Nabbing yourself a sustainable dividend yield from an ASX 200 share of more than 7% is always a hard ask. Sure, plenty of ASX shares do offer trailing yields over 7%. But there is always the possibility that these shares might be examples of the dreaded dividend trap'.
A dividend trap is a company that is under financial stress, with little prospect of being able to maintain previous dividend levels. As such, it could draw unwary investors in based on its previous dividend payments, but investors quickly lose capital when the company goes ahead and slashes its dividends.
Some dividend traps are only obvious in hindsight. But equally, there are plenty of ASX shares that have offered sustainably high dividend yields before.
So today, let's discuss some ASX 200 dividend shares that are predicted to give investors a dividend yield of more than 7% in the 2024 financial year. If any of these shares don't live up to expectations, they could well become dividend traps. But let's hope not.
This data comes from CommSec projections on the dividend payouts expected in FY2024.
7 ASX 200 dividend shares that could give investors a 7%-plus yield
New Hope Corporation Limited (ASX: NHC)
ASX 200 coal miner New Hope really upped its dividend game in 2022 thanks to record high energy prices. CommSec expects the gravy train to keep on chugging next financial year, with an estimated dividend payout of $1.30 per share.
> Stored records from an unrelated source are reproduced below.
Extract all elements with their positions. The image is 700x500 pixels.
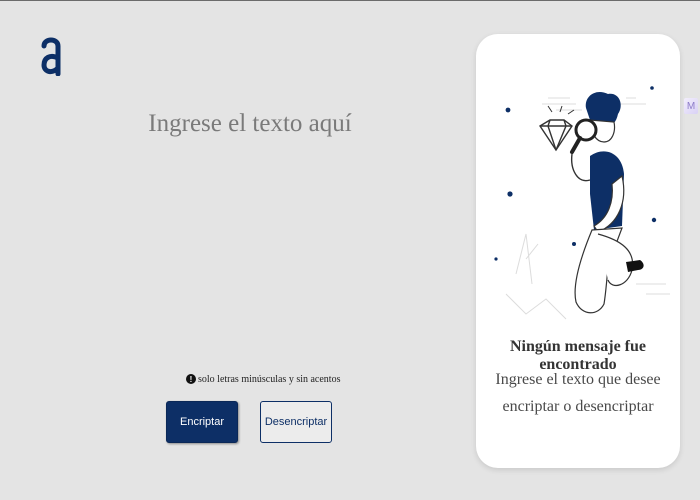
person-with-magnifying-glass-illustration xyxy=(494,86,670,320)
alura-logo-icon[interactable] xyxy=(40,34,62,76)
extension-icon[interactable]: M xyxy=(684,98,698,114)
encrypt-button[interactable]: Encriptar xyxy=(166,401,238,443)
empty-state-description: Ingrese el texto que desee encriptar o d… xyxy=(495,371,661,415)
hint-text: solo letras minúsculas y sin acentos xyxy=(198,373,341,385)
result-panel: Ningún mensaje fue encontrado Ingrese el… xyxy=(476,34,680,468)
input-hint: ! solo letras minúsculas y sin acentos xyxy=(186,372,340,386)
info-icon: ! xyxy=(186,374,196,384)
message-input[interactable] xyxy=(120,100,380,348)
window-top-border xyxy=(0,0,700,1)
decrypt-button[interactable]: Desencriptar xyxy=(260,401,332,443)
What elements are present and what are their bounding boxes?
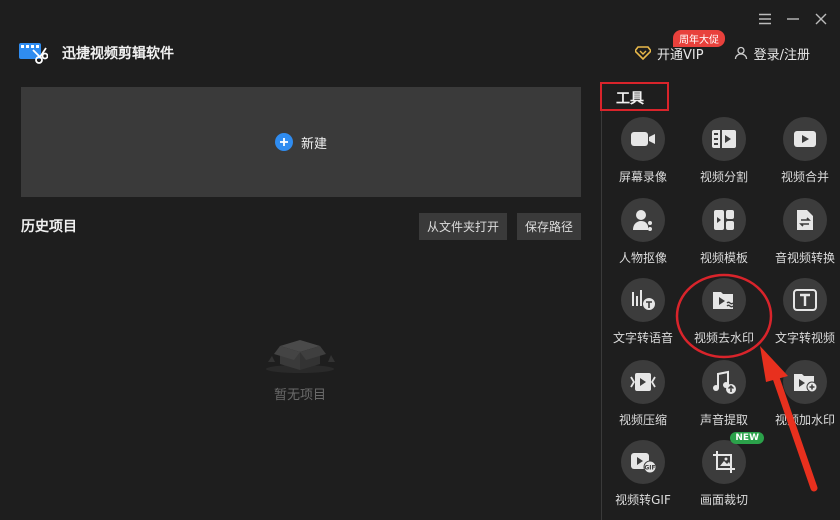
plus-icon (274, 133, 293, 151)
empty-label: 暂无项目 (273, 388, 326, 403)
video-template-icon (702, 198, 746, 242)
text-to-speech-icon (621, 278, 665, 322)
save-path-button[interactable]: 保存路径 (516, 213, 581, 240)
new-project-panel[interactable]: 新建 (21, 87, 581, 197)
menu-icon[interactable] (756, 10, 774, 28)
diamond-icon (635, 46, 652, 60)
tool-label: 视频模板 (699, 251, 748, 265)
tool-screen-record[interactable]: 屏幕录像 (602, 117, 684, 185)
text-to-video-icon (783, 278, 827, 322)
tool-video-compress[interactable]: 视频压缩 (602, 360, 684, 428)
svg-text:GIF: GIF (644, 465, 655, 472)
av-convert-icon (783, 198, 827, 242)
minimize-icon[interactable] (784, 10, 802, 28)
tool-label: 音视频转换 (774, 251, 835, 265)
user-icon (734, 46, 747, 60)
person-cutout-icon (621, 198, 665, 242)
video-split-icon (702, 117, 746, 161)
tool-video-to-gif[interactable]: GIF 视频转GIF (602, 440, 684, 508)
tool-label: 文字转语音 (612, 331, 673, 345)
tool-add-watermark[interactable]: 视频加水印 (764, 360, 840, 428)
video-merge-icon (783, 117, 827, 161)
app-title: 迅捷视频剪辑软件 (62, 46, 174, 62)
tools-title: 工具 (600, 82, 669, 111)
close-icon[interactable] (812, 10, 830, 28)
video-to-gif-icon: GIF (621, 440, 665, 484)
tool-label: 视频分割 (699, 170, 748, 184)
tool-av-convert[interactable]: 音视频转换 (764, 198, 840, 266)
tool-label: 画面裁切 (699, 493, 748, 507)
empty-box-icon (266, 340, 335, 373)
crop-icon: NEW (702, 432, 764, 484)
open-folder-button[interactable]: 从文件夹打开 (418, 213, 507, 240)
app-logo-icon (19, 43, 48, 64)
login-button[interactable]: 登录/注册 (734, 44, 810, 63)
login-label: 登录/注册 (753, 47, 810, 63)
tool-label: 视频加水印 (774, 413, 835, 427)
tool-video-merge[interactable]: 视频合并 (764, 117, 840, 185)
remove-watermark-icon (702, 278, 746, 322)
tool-crop[interactable]: NEW 画面裁切 (683, 432, 765, 508)
tool-text-to-speech[interactable]: 文字转语音 (602, 278, 684, 346)
tool-label: 声音提取 (699, 413, 748, 427)
tool-label: 视频合并 (780, 170, 829, 184)
tool-label: 视频压缩 (618, 413, 667, 427)
screen-record-icon (621, 117, 665, 161)
tool-remove-watermark[interactable]: 视频去水印 (683, 278, 765, 346)
history-title: 历史项目 (21, 219, 77, 235)
promo-badge: 周年大促 (673, 29, 726, 47)
new-project-label: 新建 (300, 136, 327, 152)
new-project-button[interactable]: 新建 (274, 133, 327, 152)
empty-state: 暂无项目 (260, 332, 340, 403)
tool-text-to-video[interactable]: 文字转视频 (764, 278, 840, 346)
window-controls (756, 10, 830, 28)
tool-label: 视频去水印 (693, 331, 754, 345)
header: 迅捷视频剪辑软件 开通VIP 周年大促 登录/注册 (18, 29, 810, 68)
tool-audio-extract[interactable]: 声音提取 (683, 360, 765, 428)
new-badge: NEW (730, 432, 764, 444)
tool-label: 视频转GIF (615, 493, 671, 507)
tool-label: 人物抠像 (618, 251, 667, 265)
tool-person-cutout[interactable]: 人物抠像 (602, 198, 684, 266)
vip-button[interactable]: 开通VIP 周年大促 (635, 29, 726, 63)
audio-extract-icon (702, 360, 746, 404)
tool-video-template[interactable]: 视频模板 (683, 198, 765, 266)
tool-label: 文字转视频 (774, 331, 835, 345)
history-actions: 从文件夹打开 保存路径 (418, 213, 581, 240)
tool-video-split[interactable]: 视频分割 (683, 117, 765, 185)
add-watermark-icon (783, 360, 827, 404)
tool-label: 屏幕录像 (618, 170, 667, 184)
video-compress-icon (621, 360, 665, 404)
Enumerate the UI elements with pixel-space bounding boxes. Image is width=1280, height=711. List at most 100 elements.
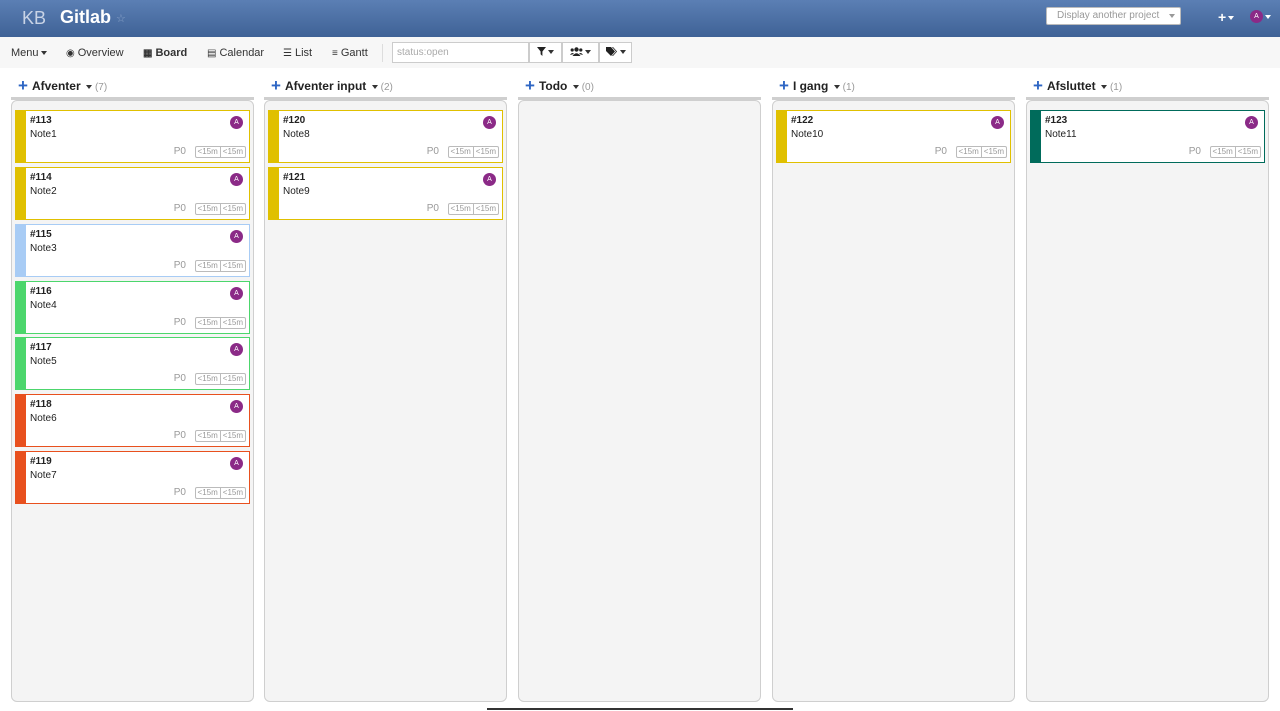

If that came to pass, it would give investors a yield of just over 20%. No doubt shareholders will be salivating at that prospect.
Coronado Global Resources Inc (ASX: CRN)
Coronado is another ASX 200 coal share that really upped its dividend ante in 2022, which leaves the company with a trailing yield of over 11% today.
But CommSec thinks Coronado will remain an income powerhouse, with 24.2 cents per share expected in FY2024. That would result in a forward yield of 11.81% on today's pricing.
Whitehaven Coal Ltd (ASX: WHC)
Yet another ASX 200 coal share, Whitehaven also showered investors with cash last year.
Shareholders bagged 48 cents per share in payouts in 2022, but projections show this rising to a whopping 91 cents by FY2024. That would bring Whitehaven's yield to more than 10%.
Woodside Energy Group Ltd (ASX: WDS)
It wasn't just ASX 200 coal shares that turned up the income dial last year. Oil giant Woodside was also the beneficiary of rising prices, with shareholders netting a record $4.66 per share in dividend payments last year.
CommSec has this dropping to $2.76 by Fy2024. But even so, that would result in a yield of 7.5% at current prices.
Bank of Queensland Ltd (ASX: BOQ)
Moving away from miners and drillers, we have an ASX 200 bank share up next. Bank of Queensland shares, like the other ASX banks, have always been dividend heavyweights.
Projections point to this continuing well into the future, with BoQ shares predicted to shell out 52 cents per share over FY2024. That would be a pleasing increase over the 42 cents Bank of Queensland doled out in 2022. This would give the company a yield of 7.34%.
Nine Entertainment Co Holdings Ltd (ASX: NEC)
Nine, the media conglomerate best known for its eponymous television channel, is another ASX 200 dividend beast.
Investors were treated to 14 cents per share in payouts last year, but CommSec reckons this will hold pretty steady at 13.7 cents per share by FY2024. That would give investors a forward yield of 7.06% at today's levels.
AGL Energy Ltd (ASX: AGL)
ASX 200 energy utility share AGL has had a rough couple of years, which were unfortunately accompanied by dividend cuts. The company paid out its lowest dividend in almost a decade last year, with 26 cents per share going to investors.
But projections indicate that the worst might be over for investors, with dividends estimated at 56 cents per share by FY2024. That would result in a forward yield of 7.18% at the current share price.